Barrick Gold founder Peter Munk dies at 90
Peter Munk
Barrick Gold founder Peter Munk (Barrick supplied photo)

Mining mogul, entrepreneur and philanthropist Peter Munk, founder and chairman emeritus of Barrick Gold, died in Toronto, March 28. He was 90.

He founded Barrick in 1983 and built it into the world’s largest gold mining company in less than 25 years.

Born in Budapest in 1927, Munk escaped with his family from Nazi-occupied Hungary in 1944 and landed in Toronto at age 20 in 1949.

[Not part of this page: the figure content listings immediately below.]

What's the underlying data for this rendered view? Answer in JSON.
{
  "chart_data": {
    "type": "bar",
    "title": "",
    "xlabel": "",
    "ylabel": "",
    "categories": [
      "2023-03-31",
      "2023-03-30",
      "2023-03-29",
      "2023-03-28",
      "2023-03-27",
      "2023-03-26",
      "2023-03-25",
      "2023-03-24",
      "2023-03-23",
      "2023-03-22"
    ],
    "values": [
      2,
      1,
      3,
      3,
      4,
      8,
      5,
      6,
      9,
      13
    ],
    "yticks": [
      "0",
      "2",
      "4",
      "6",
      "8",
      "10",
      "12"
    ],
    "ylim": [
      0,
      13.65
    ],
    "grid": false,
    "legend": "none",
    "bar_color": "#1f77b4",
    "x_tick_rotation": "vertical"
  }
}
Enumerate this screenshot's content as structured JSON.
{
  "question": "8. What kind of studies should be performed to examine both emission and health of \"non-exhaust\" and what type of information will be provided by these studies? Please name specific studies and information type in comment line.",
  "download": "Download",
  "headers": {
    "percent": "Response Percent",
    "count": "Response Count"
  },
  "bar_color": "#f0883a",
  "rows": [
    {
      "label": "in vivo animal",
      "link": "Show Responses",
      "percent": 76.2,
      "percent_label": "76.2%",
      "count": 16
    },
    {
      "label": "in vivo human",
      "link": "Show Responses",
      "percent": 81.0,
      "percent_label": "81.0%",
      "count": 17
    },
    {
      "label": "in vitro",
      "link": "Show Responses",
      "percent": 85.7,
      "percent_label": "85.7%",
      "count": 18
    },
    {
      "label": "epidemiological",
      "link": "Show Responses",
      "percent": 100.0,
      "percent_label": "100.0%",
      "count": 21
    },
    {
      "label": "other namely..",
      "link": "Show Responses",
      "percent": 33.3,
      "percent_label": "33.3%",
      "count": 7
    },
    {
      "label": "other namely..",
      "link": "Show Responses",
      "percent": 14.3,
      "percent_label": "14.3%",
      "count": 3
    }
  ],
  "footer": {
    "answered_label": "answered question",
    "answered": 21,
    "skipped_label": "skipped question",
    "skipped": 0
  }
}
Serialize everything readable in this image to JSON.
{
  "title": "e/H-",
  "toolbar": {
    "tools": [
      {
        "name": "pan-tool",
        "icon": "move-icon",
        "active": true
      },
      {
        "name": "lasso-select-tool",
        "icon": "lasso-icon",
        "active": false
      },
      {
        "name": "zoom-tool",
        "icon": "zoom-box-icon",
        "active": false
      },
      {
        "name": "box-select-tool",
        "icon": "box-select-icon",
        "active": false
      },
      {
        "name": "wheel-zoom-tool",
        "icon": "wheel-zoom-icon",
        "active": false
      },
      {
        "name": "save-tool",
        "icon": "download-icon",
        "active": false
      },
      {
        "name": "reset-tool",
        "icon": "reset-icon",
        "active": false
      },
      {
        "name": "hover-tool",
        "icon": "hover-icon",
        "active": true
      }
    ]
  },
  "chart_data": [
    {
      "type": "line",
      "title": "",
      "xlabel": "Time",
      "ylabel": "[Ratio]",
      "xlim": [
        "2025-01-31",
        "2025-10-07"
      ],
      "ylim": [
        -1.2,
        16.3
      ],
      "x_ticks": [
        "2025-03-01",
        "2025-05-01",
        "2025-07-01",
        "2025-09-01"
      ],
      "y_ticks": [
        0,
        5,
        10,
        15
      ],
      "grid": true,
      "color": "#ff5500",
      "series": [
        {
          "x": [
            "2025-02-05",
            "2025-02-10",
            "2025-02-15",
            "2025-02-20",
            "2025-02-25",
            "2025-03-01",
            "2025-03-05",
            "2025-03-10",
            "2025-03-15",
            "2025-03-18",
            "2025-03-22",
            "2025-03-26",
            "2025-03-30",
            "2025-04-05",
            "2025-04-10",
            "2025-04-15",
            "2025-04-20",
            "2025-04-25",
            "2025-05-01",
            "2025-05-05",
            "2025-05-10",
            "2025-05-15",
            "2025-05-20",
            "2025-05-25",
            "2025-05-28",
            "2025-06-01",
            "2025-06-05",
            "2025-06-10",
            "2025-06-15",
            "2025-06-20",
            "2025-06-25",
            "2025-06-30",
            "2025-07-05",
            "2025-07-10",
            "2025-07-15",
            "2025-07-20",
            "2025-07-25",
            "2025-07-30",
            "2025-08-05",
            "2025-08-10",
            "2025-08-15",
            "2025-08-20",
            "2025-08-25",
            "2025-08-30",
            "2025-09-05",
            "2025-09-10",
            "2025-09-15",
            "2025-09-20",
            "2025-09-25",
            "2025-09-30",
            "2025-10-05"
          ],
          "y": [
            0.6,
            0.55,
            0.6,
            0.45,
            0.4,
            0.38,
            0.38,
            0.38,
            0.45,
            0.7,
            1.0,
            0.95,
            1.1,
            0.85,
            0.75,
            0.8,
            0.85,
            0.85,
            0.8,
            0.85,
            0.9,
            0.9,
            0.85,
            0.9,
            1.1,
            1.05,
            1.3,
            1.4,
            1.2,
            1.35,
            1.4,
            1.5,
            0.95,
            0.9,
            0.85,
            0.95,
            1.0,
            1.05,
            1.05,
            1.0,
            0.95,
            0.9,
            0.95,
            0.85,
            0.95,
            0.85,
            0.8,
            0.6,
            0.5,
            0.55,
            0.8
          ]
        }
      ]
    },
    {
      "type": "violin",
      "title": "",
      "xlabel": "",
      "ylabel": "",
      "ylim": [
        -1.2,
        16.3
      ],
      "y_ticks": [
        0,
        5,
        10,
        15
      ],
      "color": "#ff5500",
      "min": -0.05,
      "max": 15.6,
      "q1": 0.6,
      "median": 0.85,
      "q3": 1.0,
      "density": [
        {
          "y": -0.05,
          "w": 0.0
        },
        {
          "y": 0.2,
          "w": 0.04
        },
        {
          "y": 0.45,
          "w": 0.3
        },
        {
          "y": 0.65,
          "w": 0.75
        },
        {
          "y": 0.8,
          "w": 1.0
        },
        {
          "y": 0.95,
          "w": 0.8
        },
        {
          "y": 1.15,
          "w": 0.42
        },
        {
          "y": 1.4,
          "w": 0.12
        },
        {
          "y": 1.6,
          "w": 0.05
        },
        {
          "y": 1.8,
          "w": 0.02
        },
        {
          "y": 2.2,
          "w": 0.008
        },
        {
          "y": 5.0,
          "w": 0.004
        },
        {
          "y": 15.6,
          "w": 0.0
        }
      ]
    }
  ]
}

As an immigrant without social connections or command of English, Munk felt welcomed by his adopted country and would later profess a lifelong love of Canada in a 2011 remark.

“This is a country that does not ask about your origins but concerns itself with your destiny.”

A philanthropist, especially in his later years, Monk donated nearly $300 million to various causes and institutions including the Peter Munk Cardiac Centre at the Toronto General Hospital in 1997.

He gave more than $175 million to the hospital, including a $100 million contribution in 2017 that remains the largest single gift ever made to a Canadian hospital.

A graduate of the University of Toronto, Munk gave the institution $47 million to create what has become Canada’s pre-eminent degree-granting institution for the research and study of global affairs, the Munk School of Global Affairs.

In 2008, he founded The Munk Debates, which quickly became Canada’s most important public policy debate series, bringing the world’s brightest minds together to debate the biggest issues of our time.

Over his life, he received numerous awards and honours, including honorary doctorates from the University of Toronto, Concordia University, Bishop’s University, and the Technion-Israel Institute of Technology.

In 2008, he was named a Companion of the Order of Canada, the country’s highest civilian honour, limited to no more than 165 living Canadians at any one time.

Munk is survived by Melanie, his wife of forty-five years; by his five children, Anthony, Nina, Marc-David, Natalie, and Cheyne; and by his fourteen grandchildren.

Headquartered in Toronto, Barrick has mining operations in Argentina, Australia, Canada, Chile, the Dominican Republic, Papua New Guinea, Peru, Saudi Arabia, the United States and Zambia. The Hemlo property in Northern Ontario consists of Williams, an underground and open pit mine, located 350 kilometres east of Thunder Bay.